Delépine M, Pociot F, Habita C, Hashimoto L, Froguel P, Rotter J, Cambon-Thomsen A, Deschamps I, Djoulah S, Weissenbach J, Nerup J, Lathrop M, Julier C
Wellcome Trust Centre for Human Genetics, Oxford, United Kingdom.
Am J Hum Genet. 1997 Jan;60(1):174-87.
Linkage studies have led to the identification of several chromosome regions that may contain susceptibility loci to type I diabetes (IDDM), in addition to the HLA and INS loci. These include two on chromosome 6q, denoted IDDM5 and IDDM8, that are not linked to HLA. In a previous study, we noticed that the evidence for linkage to IDDM susceptibility around the HLA locus extended over a total distance of 100 cM, which suggested to us that another susceptibility locus could reside near HLA. We developed a statistical method to test this hypothesis in a panel of 523 multiplex families from France, the United States, and Denmark (a total of 667 affected sib pairs, 536 with both parents genotyped), and here present evidence (P = .00003) of a susceptibility locus for IDDM located 32 cM from HLA in males but not linked to HLA in females and distinct from IDDM5 and IDDM8. A new statistical method to test for the presence of a second susceptibility locus linked to a known first susceptibility locus (here HLA) is presented. In addition, we analyzed our current family panel with markers for IDDM5 and IDDM8 on chromosome 6 and found suggestions of linkage for both of these loci (P = .002 and .004, respectively, on the complete family panel). When cumulated with previously published results, with overlapping families removed, the affected-sib-pair tests had a significance of P = .0001 for IDDM5 and P = .00004 for IDDM8.

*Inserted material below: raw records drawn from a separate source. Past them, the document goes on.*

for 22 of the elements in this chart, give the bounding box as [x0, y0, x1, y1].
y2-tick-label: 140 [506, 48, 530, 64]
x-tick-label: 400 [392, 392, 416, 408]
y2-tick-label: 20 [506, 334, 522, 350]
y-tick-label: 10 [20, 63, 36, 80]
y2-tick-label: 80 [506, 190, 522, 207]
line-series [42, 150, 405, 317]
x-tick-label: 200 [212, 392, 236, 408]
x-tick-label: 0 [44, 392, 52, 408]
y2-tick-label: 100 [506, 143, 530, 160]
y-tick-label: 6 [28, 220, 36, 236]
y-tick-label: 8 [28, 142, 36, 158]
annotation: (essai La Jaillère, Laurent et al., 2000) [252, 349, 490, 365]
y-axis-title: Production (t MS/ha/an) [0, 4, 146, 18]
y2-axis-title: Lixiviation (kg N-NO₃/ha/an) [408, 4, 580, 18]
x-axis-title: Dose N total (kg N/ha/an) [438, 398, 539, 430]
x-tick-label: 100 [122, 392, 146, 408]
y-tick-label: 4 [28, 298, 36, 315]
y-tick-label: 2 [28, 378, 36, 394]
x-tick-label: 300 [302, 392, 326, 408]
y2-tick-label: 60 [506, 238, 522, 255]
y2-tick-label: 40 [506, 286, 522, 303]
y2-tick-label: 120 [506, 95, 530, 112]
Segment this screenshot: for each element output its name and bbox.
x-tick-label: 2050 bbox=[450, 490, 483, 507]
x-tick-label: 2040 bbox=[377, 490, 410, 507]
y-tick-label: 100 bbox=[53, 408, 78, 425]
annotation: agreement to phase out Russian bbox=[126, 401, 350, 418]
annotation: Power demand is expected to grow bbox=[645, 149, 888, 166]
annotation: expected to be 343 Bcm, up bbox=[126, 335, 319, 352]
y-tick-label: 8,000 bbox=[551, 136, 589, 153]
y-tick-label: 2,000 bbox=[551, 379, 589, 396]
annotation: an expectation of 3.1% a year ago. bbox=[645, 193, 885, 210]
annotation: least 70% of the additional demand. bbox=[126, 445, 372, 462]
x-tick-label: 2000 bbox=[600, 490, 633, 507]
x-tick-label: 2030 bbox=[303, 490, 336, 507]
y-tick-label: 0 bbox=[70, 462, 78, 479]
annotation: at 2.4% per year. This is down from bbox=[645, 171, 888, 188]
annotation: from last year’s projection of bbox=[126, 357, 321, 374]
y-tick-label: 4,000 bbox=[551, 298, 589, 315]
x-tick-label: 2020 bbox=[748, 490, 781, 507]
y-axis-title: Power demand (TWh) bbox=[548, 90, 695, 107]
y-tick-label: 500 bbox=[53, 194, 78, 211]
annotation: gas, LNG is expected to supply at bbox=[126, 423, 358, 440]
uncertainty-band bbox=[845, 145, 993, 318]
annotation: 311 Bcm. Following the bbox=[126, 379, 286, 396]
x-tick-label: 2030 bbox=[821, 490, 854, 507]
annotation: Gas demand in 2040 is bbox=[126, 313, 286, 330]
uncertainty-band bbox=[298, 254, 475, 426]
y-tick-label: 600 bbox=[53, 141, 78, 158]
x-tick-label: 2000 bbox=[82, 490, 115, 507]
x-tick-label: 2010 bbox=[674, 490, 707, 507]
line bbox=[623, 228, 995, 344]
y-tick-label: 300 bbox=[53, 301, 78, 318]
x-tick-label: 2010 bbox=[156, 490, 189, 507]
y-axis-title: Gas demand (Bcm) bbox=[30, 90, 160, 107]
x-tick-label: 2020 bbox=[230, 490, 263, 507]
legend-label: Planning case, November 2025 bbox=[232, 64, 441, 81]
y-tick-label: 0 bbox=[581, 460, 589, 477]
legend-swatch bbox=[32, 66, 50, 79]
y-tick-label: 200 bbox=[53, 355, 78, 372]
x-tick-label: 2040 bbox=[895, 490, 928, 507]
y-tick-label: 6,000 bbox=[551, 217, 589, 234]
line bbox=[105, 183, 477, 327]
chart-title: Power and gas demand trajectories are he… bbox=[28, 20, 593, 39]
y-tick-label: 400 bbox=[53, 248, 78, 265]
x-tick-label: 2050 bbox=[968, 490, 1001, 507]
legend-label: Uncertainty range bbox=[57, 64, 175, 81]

连锁研究已确定了几个除HLA和INS基因座外可能包含1型糖尿病(IDDM)易感基因座的染色体区域。其中包括位于6号染色体q上的两个区域,分别标记为IDDM5和IDDM8,它们与HLA不连锁。在之前的一项研究中,我们注意到HLA基因座周围与IDDM易感性连锁的证据延伸了100厘摩的总距离,这使我们推测另一个易感基因座可能位于HLA附近。我们开发了一种统计方法,在来自法国、美国和丹麦的523个多重家庭样本(总共667对患病同胞对,其中536对父母均进行了基因分型)中检验这一假设,在此展示了男性中存在一个距HLA 32厘摩的IDDM易感基因座的证据(P = 0.00003),但该基因座在女性中与HLA不连锁,且与IDDM5和IDDM8不同。本文提出了一种新的统计方法,用于检验与已知的第一个易感基因座(此处为HLA)连锁的第二个易感基因座的存在。此外,我们用6号染色体上IDDM5和IDDM8的标记分析了我们当前的家庭样本,发现这两个基因座均有连锁迹象(在完整家庭样本中,P分别为0.002和0.004)。当与之前发表的结果累计,并去除重叠家庭后,患病同胞对检验中IDDM5的显著性为P = 0.0001,IDDM8的显著性为P = 0.00004。